Record H1 catastrophes but combined ratio still 89.7%

QBE announced its insurance profit was up 8% to $822m resulting in an insurance profit margin of 15.7% compared with 17.5% for the same period last year.

Its combined operating ratio was 89.7% compared with 89.3%, which it described as “an excellent achievement given the increase in catastrophe claims and the lower risk-free interest rates for discounting outstanding claims.” QBE said it had been a record first half for global catastrophes.

“Most of our peers around the world have reported much higher combined operating ratios for the half year,” it said.

H1 financial highlights $m (2009 in brackets)

  • GWP 6,861 (5,704)
  • Gross premium earned 6,861 (5704)
  • Net premium earned 5,240 (4,379)
  • Underwriting profit 542 (470)
  • Insurance profit 822 (764)
  • Combined ratio 89.7% (89.3%)
  • Profit before tax 528 (893)
  • Net profit after tax 446 (724)

Europe

QBE said: “Generally soft market conditions continue to prevail; however, there are some encouraging signs that we are at the bottom of the cycle for most classes with an upturn predicted by 2012.
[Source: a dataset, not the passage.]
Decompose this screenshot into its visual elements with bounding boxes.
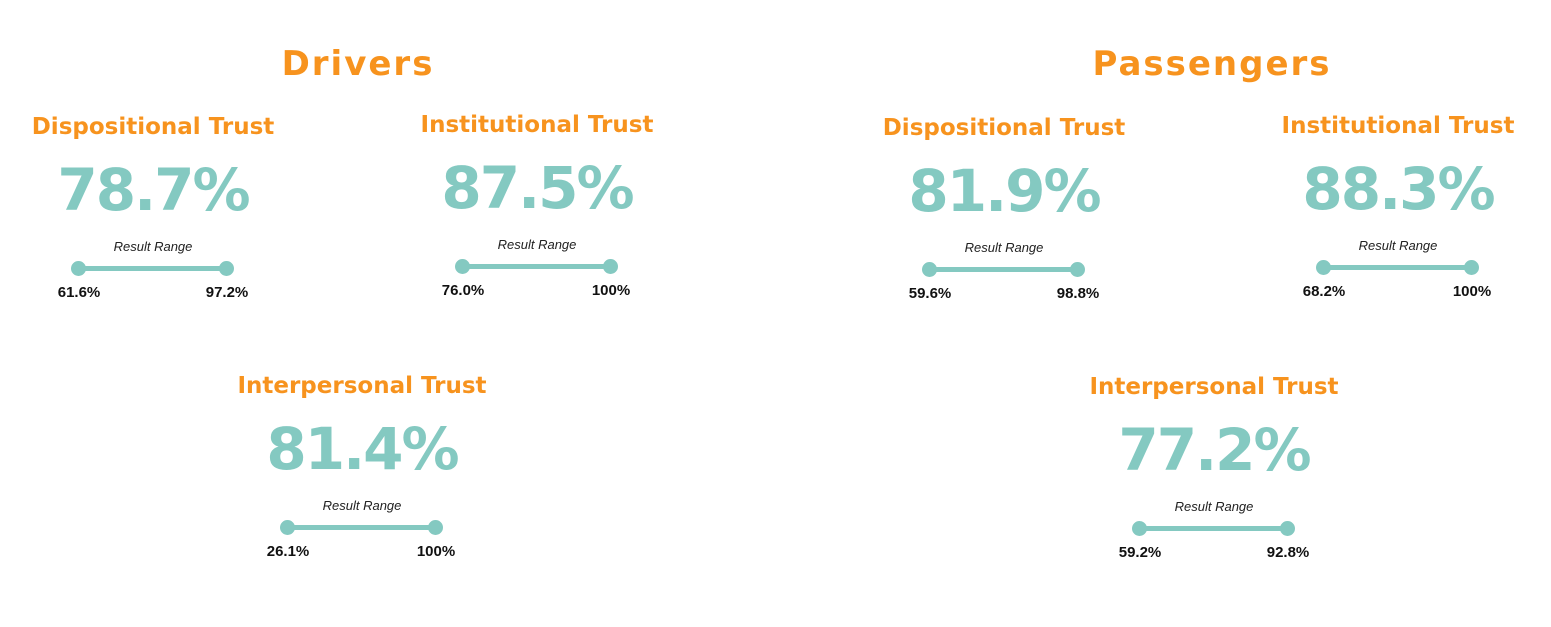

“The London insurance market was subject to increased catastrophe and large individual risk loss activity, principally the Chilean earthquake, the Deepwater Horizon oil rig disaster and weather-related claims in Europe and Australia. These claims are expected to selectively harden property reinsurance rates and offshore energy rates.

UK motor

“Motor rates are increasing due to a surge of bodily injury claims, particularly in private motor. QBE now only writes commercial motor in the UK and retains significant inflation margins within claims provisions.

“The prevailing economic conditions have meant generally lower sums insured and reduced insurance premiums for some products. New business levels are in line with our plan, although they remain under pressure in many classes due to inadequate pricing.

Figures

“Insurance profit was a very pleasing $222m, up from $213m for the same period in 2009 with an improved insurance profit margin of 18.1% (17.9%).

“The insurance profit margin benefited from a lower combined operating ratio of 88.4% (89.9%); however, this was partly offset by reduced yields on policyholders’ funds.

“Gross written premium for the half year was up 8% to $2,412m ($2,228m). In pounds sterling, it was up 6% to £1,574m.”